You drive 4 hours to reach a campground driving home along the same route you increase your speed by 15 miles per hour reducing your driving time by 1 hour how fast were you driving to the camp ground

Answer 1

Answer: 45 mph

Work Shown:

H = home, C = campground

`\begin{array}c \cline{1-4} & \text{distance} & \text{rate} & \text{time}\\\cline{1-4}\text{H to C} & d & r & 4\\\cline{1-4}\text{C to H} & d & r+15 & 3\\\cline{1-4}\end{array}`

Each distance is in miles. Each rate is in miles per hour (mph). Each time value is in hours.

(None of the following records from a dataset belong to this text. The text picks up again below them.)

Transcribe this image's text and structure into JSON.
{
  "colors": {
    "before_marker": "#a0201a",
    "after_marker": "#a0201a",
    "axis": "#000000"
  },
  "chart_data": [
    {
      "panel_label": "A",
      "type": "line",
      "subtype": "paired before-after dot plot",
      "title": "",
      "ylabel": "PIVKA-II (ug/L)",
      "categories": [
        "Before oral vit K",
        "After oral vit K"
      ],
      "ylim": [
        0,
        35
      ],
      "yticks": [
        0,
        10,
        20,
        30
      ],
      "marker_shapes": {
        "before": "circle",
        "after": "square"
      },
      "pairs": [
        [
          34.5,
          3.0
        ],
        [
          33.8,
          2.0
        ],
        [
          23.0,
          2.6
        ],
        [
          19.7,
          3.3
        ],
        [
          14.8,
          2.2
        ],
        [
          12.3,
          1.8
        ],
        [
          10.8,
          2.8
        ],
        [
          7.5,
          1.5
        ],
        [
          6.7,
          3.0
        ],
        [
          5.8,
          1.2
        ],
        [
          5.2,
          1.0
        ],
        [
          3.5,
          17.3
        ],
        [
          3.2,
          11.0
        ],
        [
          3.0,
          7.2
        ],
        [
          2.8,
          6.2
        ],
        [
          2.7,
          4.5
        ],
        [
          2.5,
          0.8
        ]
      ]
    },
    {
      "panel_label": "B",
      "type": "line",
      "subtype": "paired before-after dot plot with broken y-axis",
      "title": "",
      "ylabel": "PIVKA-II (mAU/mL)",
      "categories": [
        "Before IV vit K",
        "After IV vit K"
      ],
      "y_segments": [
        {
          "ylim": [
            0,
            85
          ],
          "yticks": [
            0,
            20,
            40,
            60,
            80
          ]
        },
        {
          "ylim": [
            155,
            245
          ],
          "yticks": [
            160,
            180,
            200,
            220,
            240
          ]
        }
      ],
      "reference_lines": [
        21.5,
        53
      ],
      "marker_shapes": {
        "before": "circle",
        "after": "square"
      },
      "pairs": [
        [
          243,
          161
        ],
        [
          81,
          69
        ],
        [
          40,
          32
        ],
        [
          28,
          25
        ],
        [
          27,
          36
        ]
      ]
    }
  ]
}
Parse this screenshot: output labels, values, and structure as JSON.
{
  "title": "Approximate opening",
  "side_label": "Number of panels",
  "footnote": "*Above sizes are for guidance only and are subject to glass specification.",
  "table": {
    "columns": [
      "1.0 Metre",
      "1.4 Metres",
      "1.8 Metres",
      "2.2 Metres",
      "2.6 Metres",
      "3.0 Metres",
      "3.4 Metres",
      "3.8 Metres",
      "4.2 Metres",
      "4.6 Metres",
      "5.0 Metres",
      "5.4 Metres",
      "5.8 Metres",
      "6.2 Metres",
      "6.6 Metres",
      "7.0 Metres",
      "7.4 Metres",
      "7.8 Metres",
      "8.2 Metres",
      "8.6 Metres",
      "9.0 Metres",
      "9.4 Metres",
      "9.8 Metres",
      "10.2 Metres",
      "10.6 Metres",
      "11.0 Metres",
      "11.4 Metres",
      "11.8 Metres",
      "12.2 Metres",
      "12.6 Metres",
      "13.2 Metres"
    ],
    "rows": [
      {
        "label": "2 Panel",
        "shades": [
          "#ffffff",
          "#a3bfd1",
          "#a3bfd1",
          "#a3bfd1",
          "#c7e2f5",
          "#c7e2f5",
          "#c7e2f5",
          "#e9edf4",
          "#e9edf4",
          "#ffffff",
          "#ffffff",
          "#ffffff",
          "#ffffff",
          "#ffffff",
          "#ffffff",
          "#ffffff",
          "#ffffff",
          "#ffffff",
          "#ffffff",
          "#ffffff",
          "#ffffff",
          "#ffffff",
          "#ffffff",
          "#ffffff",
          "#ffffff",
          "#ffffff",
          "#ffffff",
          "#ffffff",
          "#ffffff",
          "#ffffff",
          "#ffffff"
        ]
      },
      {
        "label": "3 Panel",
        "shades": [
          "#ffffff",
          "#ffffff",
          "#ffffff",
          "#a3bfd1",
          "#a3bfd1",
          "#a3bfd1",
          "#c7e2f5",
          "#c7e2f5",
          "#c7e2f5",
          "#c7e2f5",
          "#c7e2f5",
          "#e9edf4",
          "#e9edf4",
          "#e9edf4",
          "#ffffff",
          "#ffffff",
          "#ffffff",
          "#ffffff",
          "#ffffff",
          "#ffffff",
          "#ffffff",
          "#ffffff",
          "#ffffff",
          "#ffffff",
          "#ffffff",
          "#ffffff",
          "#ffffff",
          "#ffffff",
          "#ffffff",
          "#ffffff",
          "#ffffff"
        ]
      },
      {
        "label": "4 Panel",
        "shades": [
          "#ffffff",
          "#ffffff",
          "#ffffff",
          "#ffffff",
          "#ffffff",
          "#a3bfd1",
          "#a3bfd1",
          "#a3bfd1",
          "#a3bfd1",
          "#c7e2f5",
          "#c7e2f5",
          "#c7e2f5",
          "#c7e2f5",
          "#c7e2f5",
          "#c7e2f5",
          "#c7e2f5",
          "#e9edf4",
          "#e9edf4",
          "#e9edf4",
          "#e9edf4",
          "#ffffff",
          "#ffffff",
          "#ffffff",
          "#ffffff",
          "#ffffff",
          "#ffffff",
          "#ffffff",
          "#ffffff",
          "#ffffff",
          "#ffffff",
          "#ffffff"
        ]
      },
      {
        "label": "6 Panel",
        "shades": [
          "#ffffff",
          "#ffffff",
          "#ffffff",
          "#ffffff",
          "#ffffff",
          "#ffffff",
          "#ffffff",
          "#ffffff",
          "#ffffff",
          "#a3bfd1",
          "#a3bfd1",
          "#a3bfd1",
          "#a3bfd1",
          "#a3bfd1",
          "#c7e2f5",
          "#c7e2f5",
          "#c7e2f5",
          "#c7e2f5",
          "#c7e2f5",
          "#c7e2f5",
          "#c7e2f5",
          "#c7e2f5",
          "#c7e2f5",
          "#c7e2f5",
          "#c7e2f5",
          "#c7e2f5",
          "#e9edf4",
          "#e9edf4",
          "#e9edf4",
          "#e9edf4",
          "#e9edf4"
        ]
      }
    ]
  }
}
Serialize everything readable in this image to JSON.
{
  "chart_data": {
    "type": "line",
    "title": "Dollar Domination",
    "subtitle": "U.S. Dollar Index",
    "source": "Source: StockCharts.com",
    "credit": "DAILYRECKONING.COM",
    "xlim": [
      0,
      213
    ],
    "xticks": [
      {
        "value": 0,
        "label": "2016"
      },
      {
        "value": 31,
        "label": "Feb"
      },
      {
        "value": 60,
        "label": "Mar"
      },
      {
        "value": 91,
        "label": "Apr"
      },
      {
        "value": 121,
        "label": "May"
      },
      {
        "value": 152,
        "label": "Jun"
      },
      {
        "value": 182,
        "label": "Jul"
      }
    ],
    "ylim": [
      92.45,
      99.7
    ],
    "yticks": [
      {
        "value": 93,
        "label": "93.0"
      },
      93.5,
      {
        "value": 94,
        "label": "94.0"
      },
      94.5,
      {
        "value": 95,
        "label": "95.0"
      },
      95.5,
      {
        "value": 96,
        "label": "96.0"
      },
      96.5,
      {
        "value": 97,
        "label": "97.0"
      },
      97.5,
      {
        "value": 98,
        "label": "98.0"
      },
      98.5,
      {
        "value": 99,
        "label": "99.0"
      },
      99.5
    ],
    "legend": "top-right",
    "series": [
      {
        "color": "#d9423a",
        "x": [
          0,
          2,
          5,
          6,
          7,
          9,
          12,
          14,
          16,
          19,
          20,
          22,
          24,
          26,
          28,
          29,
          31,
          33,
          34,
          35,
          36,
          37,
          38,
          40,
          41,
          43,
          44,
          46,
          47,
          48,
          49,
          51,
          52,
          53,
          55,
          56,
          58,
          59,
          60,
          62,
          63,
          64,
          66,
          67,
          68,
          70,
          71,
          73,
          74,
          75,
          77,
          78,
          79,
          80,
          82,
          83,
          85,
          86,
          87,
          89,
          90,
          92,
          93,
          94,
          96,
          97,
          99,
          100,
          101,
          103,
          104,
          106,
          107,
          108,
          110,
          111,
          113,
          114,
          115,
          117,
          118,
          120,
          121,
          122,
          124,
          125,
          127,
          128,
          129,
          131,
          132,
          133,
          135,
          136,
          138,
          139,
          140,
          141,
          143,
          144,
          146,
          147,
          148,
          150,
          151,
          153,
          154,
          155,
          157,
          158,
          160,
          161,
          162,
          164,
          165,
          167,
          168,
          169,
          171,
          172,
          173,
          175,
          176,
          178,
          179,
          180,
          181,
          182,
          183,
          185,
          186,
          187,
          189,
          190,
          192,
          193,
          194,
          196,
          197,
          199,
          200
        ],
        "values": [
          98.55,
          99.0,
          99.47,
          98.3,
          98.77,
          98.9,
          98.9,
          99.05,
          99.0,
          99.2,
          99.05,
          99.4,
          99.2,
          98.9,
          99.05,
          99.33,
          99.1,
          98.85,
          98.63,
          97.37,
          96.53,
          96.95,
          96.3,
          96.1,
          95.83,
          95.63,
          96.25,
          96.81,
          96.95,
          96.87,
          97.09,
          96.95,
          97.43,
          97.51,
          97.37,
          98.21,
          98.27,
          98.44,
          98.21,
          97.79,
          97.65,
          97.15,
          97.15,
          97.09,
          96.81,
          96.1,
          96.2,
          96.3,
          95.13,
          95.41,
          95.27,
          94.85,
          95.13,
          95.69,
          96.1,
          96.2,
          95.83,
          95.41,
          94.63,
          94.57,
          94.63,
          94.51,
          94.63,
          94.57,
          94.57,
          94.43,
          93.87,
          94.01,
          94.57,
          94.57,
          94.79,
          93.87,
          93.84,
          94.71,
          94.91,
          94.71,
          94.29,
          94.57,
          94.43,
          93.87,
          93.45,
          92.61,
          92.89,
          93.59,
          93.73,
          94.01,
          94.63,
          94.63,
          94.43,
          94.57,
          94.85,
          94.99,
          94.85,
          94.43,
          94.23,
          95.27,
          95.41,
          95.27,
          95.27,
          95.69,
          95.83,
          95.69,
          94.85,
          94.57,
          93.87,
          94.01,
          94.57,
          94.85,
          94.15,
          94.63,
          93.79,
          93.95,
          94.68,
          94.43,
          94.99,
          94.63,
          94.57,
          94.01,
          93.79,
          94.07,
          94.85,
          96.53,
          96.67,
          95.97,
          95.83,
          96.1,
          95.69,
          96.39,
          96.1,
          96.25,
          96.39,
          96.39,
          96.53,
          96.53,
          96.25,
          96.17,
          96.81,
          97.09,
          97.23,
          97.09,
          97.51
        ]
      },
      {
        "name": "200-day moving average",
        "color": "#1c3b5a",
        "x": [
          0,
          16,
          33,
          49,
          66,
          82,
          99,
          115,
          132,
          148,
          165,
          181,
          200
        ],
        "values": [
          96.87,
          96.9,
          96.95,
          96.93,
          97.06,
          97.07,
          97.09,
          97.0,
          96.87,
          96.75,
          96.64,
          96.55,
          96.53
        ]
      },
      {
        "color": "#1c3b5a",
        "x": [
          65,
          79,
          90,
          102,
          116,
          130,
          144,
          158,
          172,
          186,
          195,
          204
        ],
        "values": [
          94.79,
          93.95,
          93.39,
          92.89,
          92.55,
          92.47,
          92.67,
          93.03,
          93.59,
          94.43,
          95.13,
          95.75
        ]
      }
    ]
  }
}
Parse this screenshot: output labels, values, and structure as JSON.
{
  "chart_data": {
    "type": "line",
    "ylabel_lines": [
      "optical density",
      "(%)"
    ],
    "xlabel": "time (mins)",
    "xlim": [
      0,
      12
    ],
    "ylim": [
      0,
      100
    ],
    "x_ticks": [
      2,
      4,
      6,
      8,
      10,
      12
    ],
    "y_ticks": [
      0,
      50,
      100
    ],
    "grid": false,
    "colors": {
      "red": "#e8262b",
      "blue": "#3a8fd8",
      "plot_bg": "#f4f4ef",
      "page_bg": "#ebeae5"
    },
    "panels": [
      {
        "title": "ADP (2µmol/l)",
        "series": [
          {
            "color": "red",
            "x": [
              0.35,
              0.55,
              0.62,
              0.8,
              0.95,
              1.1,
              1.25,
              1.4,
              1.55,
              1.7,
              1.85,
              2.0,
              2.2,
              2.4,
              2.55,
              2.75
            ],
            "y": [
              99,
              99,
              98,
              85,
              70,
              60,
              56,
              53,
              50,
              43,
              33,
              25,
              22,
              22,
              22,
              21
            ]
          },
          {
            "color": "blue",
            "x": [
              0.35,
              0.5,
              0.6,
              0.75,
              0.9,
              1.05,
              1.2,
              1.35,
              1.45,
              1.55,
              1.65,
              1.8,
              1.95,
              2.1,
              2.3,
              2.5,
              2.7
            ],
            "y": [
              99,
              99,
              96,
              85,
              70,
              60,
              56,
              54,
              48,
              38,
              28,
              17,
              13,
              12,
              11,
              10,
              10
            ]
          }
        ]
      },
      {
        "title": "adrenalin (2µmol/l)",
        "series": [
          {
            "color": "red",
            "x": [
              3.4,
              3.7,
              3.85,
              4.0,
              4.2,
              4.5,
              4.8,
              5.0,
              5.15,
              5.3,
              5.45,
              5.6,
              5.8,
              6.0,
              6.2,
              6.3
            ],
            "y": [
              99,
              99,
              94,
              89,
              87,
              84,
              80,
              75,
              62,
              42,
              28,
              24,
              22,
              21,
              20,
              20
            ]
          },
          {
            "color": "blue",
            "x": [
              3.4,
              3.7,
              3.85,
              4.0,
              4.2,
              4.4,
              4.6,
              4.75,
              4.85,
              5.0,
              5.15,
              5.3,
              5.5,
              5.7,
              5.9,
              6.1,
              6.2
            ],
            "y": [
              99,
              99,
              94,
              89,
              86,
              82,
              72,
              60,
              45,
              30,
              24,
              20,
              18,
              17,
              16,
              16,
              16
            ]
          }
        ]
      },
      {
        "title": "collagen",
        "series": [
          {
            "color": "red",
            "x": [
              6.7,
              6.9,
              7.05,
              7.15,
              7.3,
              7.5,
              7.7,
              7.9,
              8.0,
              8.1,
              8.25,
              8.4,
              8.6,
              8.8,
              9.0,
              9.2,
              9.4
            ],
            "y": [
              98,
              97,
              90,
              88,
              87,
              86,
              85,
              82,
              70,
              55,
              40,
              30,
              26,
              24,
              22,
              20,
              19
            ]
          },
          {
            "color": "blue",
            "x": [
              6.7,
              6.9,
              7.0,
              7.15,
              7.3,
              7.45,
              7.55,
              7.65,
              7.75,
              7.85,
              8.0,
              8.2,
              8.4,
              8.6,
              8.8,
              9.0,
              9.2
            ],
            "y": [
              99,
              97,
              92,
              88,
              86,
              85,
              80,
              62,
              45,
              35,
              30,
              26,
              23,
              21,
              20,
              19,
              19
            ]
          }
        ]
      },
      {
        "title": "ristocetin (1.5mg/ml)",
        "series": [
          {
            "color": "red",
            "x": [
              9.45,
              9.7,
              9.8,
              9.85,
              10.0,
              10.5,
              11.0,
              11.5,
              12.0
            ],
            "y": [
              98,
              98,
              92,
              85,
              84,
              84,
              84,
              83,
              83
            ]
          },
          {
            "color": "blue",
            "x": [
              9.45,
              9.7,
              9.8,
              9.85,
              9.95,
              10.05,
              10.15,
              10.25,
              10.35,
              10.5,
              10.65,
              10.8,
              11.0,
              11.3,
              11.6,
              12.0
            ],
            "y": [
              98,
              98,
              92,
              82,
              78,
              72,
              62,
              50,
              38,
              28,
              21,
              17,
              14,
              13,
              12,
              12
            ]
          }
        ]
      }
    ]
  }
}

The formula we need is: distance = rate*time

It shortens to d = r*t

Going from H to C, we have the equation d = r*4 or d = 4r

Then from C to H, we have the equation d = 3(r+15)

Both equations involve the same distance d because you traveled the same route both ways.

This means we can equate the right hand sides to solve for variable r.

4r = 3(r+15)

4r = 3r+45

4r-3r = 45

r = 45 mph is the final answer

The portion going from H to C you travel 45 mph. Going for 4 hours means the distance traveled was d = r*t = 45*4 = 180 miles.

Getting back home increases the speed to 45+15 = 60 mph. Then notice how time = distance/rate = 180/60 = 3 hours, which helps us see that you arrive back home 1 hour faster compared to when going from H to C. This helps confirm the answer is correct.